I just recieved a journal dated June 22, 2004. I recieved it the day after I read this thread. It seems to argue against the basic tenant that reproductive capacity could evolve simustaneously on a macro scale. I will quote the magazive and give the source. It's only a few paragraphs that I hand typed.
"Complexity is especially evident when living organisms have complex parts that would be useless without other complex parts. Let us focus on the example of reproduction.
"According to evolutionary theories, living things continued to reproduce as they became ever more complex. At some stage, though, the female of a number of species had to develop reproductive cells requiring fertilization by a male with complementary reproductive cells. In order to supply the proper number of chromosomes to the offspring, each parent's reproductive cells undergo a remarkable process called meiosis, whereby cells from each parent are left with half the usual number of chromosomes.
"Of course, the same process would have been needed for other species. How, then did the "first mother" of each species become capable of reproducing with a fully developed "first father"? How could both of them have suddenly been able to halve the number of chromosomes in their reproductive cells in the manner needed to reproduce a healthy offspring with some characteristics of both parents? And if these reproductive featuees developed gradually, how would the male and female of each species have survived while such vital features were still only partially formed.
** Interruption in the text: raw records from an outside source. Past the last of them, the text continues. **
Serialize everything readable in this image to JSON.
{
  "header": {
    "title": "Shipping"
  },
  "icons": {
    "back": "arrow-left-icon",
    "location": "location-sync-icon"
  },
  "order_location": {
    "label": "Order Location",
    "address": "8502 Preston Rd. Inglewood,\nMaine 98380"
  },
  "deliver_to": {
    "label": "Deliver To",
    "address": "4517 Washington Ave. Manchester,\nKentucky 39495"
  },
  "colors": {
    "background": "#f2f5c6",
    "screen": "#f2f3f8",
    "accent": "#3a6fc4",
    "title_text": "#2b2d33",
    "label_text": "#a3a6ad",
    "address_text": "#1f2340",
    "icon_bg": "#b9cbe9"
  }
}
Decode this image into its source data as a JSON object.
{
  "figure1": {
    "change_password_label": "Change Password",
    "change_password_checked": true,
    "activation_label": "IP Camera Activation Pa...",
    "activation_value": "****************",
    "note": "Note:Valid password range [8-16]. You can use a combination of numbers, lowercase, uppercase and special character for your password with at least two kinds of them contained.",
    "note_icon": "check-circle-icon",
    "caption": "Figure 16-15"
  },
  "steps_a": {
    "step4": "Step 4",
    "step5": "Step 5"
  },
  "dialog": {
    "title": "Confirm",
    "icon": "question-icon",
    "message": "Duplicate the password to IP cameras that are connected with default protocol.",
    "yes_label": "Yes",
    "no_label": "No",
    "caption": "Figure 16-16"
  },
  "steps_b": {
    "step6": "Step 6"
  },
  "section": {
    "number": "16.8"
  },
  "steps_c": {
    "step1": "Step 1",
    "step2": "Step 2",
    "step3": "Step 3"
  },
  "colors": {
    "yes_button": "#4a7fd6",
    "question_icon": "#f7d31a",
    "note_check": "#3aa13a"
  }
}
"In even a single species, the odds against this reproductive interdependence coming about by chance are beyond measuring. The chance that it arose in one species after another defies reasonable explaination. Can a theoretical process of evolution explain such complexity." --June 22, 2004 Awake
As someone said above it's nice to have a discussion free from the evc debate. If you don't answer it's fine, I don't want to disturb. What I read in the article makes sense to me.
What do you think. Can an evolutionary model such as an earthworm or shrimp explain the more complex dna halveing of species requiring male and female?
Please go simple on your expaination.
Edited for a couple of mistakes
This message has been edited by Rick Rose, 05-15-2004 11:33 PM
I think you'll find that's true of the majority of us here. If this stuff can be grasped by the likes of me, then there's absolutely no chance you'll have any problems with it.
The chance that it arose in one species after another defies reasonable explaination.
I don't know anything about chance or odds, but I do know that nothing in evolution predicts it happening "in one species after another."
All species with sexual reproduction share a common ancestor. So it only had to happen once - to that ancestor population.
Anyway there's plenty of organisms with intermediate reproductive situations, so I don't see that it takes anything but random mutation and natural selection to produce sexual reproduction. The powerful selective usefulness of sexual recombination has already been demonstrated, so what's missing, exactly? You've got the mechanism, the transitions, and the clear evolutionary benefit.
Can an evolutionary model such as an earthworm or shrimp explain the more complex dna halveing of species requiring male and female?
The "DNA halving" you refer to isn't any more complex in us than in earthworms or shrimp. Earthworms and shrimp are diploid - that is, each of their cells contains two copies of each chromosome - just like we are. Meiosis is normal cell division minus a step. (Sort of.)